Posted on Sun 22 January 2023 in Mathematics

A nice intuition for L2 regularization comes from having a prior on the distribution of parameters: the prior assumes that the parameters are close to zero. Let's assume that the prior is $\mathcal{N}(0, \Sigma)$. The MAP estimate of the parameters would then be

$$\begin{align} \theta_{\text{MAP}} &= \text{argmax}_{\theta} \; P(\theta | D) \\ &= \text{argmax}_{\theta} \; P(D | \theta) P(\theta) \\ &= \text{argmax}_{\theta} \; \log P(D | \theta) + \log P(\theta) \end{align}$$

$\log P(D | \theta)$ is simply the log-likelihood of the model, and optimizing that would give you the MLE parameters. However, incorporating $\log P(\theta)$ gives us the L2 regularization parameter

$$\log P(\theta) = -\log((2\pi)^{n/2}|\Sigma|^{1/2}) - \frac{\theta^T \Sigma^{-1} \theta}{2}$$

The constant at the start goes out of the argmax, and we're left with the L2 regularization term.

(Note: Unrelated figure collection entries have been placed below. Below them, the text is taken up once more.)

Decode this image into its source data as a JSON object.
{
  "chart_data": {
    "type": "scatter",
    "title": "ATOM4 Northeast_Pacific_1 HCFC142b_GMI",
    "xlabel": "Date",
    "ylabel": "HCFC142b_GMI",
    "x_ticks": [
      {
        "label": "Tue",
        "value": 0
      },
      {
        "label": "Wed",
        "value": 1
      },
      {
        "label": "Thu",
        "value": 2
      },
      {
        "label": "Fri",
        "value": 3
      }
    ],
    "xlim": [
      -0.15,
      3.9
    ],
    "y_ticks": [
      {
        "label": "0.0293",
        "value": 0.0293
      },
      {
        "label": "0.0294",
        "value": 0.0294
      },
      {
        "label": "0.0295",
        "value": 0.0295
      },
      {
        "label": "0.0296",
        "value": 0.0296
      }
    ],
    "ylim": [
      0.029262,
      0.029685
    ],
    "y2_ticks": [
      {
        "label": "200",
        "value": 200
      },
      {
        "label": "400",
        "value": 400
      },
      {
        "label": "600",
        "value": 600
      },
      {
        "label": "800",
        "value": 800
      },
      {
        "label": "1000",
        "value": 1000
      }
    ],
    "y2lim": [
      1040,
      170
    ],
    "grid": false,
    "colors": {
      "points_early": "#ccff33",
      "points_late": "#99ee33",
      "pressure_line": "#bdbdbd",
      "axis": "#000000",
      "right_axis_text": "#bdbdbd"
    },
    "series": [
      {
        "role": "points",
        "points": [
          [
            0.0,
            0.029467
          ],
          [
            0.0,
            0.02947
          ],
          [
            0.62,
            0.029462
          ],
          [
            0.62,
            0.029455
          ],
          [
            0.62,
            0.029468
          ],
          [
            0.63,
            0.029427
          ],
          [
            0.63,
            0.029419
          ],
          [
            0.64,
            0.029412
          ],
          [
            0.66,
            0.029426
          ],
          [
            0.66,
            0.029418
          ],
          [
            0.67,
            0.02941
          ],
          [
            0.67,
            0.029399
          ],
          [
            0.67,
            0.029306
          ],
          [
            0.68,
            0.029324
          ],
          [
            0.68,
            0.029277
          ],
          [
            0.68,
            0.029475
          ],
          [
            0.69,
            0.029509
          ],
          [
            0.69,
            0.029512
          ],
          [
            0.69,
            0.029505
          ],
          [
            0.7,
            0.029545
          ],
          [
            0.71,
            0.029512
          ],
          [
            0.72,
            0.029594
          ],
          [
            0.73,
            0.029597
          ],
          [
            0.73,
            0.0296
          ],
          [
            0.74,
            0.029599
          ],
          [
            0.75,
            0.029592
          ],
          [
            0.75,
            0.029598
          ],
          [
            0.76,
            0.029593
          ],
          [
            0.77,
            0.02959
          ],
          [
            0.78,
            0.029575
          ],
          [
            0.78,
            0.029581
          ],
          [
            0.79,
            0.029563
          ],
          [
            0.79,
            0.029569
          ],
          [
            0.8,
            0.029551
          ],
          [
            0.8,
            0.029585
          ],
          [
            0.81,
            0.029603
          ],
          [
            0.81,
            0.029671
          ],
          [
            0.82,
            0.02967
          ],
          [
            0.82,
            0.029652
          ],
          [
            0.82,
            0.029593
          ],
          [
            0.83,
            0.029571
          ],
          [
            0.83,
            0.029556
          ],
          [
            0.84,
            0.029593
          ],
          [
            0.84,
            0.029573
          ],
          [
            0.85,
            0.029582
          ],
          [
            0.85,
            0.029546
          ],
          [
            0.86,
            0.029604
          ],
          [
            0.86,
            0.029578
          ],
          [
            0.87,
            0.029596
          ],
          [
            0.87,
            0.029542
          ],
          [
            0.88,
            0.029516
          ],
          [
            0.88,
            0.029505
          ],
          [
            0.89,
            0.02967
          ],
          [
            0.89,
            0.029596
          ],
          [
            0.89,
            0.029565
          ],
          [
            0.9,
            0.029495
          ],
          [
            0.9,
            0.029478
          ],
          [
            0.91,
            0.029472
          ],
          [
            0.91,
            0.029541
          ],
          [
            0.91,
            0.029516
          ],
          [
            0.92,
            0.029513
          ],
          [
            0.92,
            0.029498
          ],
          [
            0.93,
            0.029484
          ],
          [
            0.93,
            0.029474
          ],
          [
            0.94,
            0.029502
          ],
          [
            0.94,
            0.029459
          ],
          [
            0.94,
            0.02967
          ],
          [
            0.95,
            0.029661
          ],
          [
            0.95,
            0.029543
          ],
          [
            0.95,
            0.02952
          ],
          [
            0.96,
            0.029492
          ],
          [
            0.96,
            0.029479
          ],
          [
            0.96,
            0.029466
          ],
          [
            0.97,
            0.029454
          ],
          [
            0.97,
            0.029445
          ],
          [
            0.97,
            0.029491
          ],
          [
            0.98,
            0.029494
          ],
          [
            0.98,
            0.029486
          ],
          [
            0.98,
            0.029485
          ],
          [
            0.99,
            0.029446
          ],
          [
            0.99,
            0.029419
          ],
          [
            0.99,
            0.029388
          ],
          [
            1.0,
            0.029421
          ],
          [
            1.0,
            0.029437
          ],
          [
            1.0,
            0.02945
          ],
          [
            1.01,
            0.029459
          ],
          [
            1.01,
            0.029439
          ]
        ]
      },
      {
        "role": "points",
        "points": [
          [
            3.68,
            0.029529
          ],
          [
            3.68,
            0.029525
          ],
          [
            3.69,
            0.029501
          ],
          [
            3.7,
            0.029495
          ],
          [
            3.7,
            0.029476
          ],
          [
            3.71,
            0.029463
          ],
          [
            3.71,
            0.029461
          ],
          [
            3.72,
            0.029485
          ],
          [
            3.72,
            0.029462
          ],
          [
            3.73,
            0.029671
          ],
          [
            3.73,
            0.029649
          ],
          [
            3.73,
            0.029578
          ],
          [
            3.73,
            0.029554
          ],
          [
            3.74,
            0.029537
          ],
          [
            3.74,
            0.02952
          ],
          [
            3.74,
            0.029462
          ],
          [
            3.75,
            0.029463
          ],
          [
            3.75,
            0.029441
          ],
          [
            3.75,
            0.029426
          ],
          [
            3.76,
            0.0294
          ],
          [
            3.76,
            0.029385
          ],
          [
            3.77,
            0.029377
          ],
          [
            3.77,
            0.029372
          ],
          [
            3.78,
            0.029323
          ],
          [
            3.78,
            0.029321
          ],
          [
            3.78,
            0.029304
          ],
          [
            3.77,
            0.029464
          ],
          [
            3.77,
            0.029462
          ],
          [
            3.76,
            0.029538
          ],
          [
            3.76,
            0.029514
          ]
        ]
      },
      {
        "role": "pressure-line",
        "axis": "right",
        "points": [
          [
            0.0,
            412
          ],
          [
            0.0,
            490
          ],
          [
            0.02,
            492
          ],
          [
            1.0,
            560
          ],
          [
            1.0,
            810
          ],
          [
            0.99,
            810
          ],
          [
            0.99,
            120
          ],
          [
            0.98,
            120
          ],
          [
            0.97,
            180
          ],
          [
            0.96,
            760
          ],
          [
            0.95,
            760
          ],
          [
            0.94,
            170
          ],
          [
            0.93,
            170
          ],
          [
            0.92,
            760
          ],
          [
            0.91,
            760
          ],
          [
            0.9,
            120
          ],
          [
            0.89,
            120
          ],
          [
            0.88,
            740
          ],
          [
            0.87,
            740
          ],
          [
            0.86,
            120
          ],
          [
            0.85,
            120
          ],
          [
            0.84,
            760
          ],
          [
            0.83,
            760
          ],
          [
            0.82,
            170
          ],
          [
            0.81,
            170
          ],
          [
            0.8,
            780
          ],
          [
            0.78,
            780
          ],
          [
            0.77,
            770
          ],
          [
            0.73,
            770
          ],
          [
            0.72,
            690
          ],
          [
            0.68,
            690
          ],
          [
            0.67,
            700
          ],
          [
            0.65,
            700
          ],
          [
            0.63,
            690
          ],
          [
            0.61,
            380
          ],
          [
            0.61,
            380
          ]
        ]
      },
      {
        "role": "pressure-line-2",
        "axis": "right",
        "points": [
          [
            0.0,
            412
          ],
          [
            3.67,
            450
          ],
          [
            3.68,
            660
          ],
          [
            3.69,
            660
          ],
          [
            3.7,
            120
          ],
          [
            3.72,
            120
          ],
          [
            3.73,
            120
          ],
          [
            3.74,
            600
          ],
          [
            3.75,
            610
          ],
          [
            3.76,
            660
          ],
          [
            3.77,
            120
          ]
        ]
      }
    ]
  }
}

Taking a negative on both sides would give us the negative log-likelihood, which is the unregularized loss function. We'd then minimize $\theta$. The net expression would look something like this:

$$\theta_{\text{MAP}} = \text{argmin}_{\theta} \; - P(D | \theta) + \frac{1}{2} \theta^T \Sigma^{-1} \theta$$

Regularization generally features a strength term $\lambda$: We can think of $\lambda$ as being the inverse of every term in the diagonal of the covariance matrix (if it is a diagonal covariance matrix). We'd then get

$$\theta_{\text{MAP}} = \text{argmin}_{\theta} \; - P(D | \theta) + \frac{1}{2} \lambda\theta^T\theta$$

And this is the familiar L2 reglarized loss function.

I got this from one of the Deep Learning lectures; it's a nice treatment which I couldn't find in other places (maybe because I haven't looked hard enough). Goodfellow certainly doesn't feature it though.